GOOG$ obviously woke up the sleeping giant and has them rattled good and proper.
...I notice a lot of MS agreements that forbid transfer of the software or this agreement to any third party....you can transfer these licences in some circumstances.
Let's say Company X decides to upgrade their desktops which have XP Pro licenses. Company Y buys all the systems, which include with the COA on the side of the case. They're advertised as "Win XP Pro, License Only", yet the Windows Activation fails.
How can company Y advertise or sell the systems with product keys that don't work because they were activated at Company X, yet never tranfered? Who's held responsible or is this part of a "grey area" covered in the bulk license agreement and I'm SOL?
As far as MS is concerned, I could be a janitor at Company X who saw an unused box sitting in a closet and decided to write down the product key. If they don't know who sold what to who and when, how can they know the difference between the janitor who wrote down the a product key and the small business owner who bought a refurbished system with a legit license from a third party?

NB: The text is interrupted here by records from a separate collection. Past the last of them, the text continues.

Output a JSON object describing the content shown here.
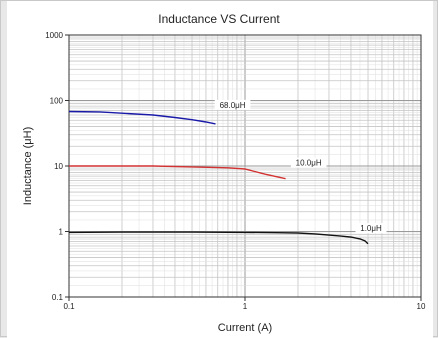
{
  "chart_data": {
    "type": "line",
    "title": "Inductance VS Current",
    "xlabel": "Current (A)",
    "ylabel": "Inductance (μH)",
    "x_scale": "log",
    "y_scale": "log",
    "xlim": [
      0.1,
      10
    ],
    "ylim": [
      0.1,
      1000
    ],
    "x_ticks": [
      {
        "value": 0.1,
        "label": "0.1"
      },
      {
        "value": 1,
        "label": "1"
      },
      {
        "value": 10,
        "label": "10"
      }
    ],
    "y_ticks": [
      {
        "value": 0.1,
        "label": "0.1"
      },
      {
        "value": 1,
        "label": "1"
      },
      {
        "value": 10,
        "label": "10"
      },
      {
        "value": 100,
        "label": "100"
      },
      {
        "value": 1000,
        "label": "1000"
      }
    ],
    "grid": true,
    "series": [
      {
        "name": "68.0μH",
        "color": "#1a1aa8",
        "label_at": {
          "x": 0.85,
          "y": 80
        },
        "points": [
          [
            0.1,
            68
          ],
          [
            0.15,
            67
          ],
          [
            0.2,
            64
          ],
          [
            0.3,
            60
          ],
          [
            0.4,
            55
          ],
          [
            0.5,
            51
          ],
          [
            0.6,
            47
          ],
          [
            0.68,
            44
          ]
        ]
      },
      {
        "name": "10.0μH",
        "color": "#d23232",
        "label_at": {
          "x": 2.3,
          "y": 10.5
        },
        "points": [
          [
            0.1,
            10
          ],
          [
            0.2,
            10
          ],
          [
            0.3,
            10
          ],
          [
            0.5,
            9.7
          ],
          [
            0.8,
            9.4
          ],
          [
            1.0,
            9.0
          ],
          [
            1.3,
            7.5
          ],
          [
            1.7,
            6.4
          ]
        ]
      },
      {
        "name": "1.0μH",
        "color": "#111111",
        "label_at": {
          "x": 5.2,
          "y": 1.05
        },
        "points": [
          [
            0.1,
            0.97
          ],
          [
            0.2,
            0.98
          ],
          [
            0.5,
            0.98
          ],
          [
            1.0,
            0.97
          ],
          [
            1.5,
            0.96
          ],
          [
            2.0,
            0.95
          ],
          [
            2.5,
            0.92
          ],
          [
            3.0,
            0.88
          ],
          [
            3.5,
            0.85
          ],
          [
            4.0,
            0.82
          ],
          [
            4.5,
            0.77
          ],
          [
            4.8,
            0.72
          ],
          [
            5.0,
            0.65
          ]
        ]
      }
    ]
  }
}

If MS sells 500 or 1,000 XP Pro licenses you'd think they'd have some sort of record of who they sold them to. You'd think accounting might want to know this, but I'm just a developer, so what do I know.
I may get flamed for this but...
I had to do it. I did not mine from my brother I got it through shady ways...but I only use it for testing my sites in IE otherwise I am all open sores.... source I mean
[edited by: bill at 12:08 am (utc) on April 27, 2006]
[edit reason] This is not the place to help people illegally obtain software [/edit]
It is the non-critical updates that are not available to "bad" Windows versions.
I think even Gates is worried about the hole that would open if they denied updates to outdated computers running their software that was not secure and they could even be held liable for such action.
1.) A section of the market is now unable to update XP.
2.) That section transfer to Linux.
3.) Linix market share increases.
4.) Greater demand for standard applications on Linux (Dreamweaver, Photoshop etc).
5.) The day when Linux does what the masses need approaches faster than it did.
Well done MS :)
I'm waiting for the day when I can dump XP and and run things like DreamWeaver and Photoshop on Linux.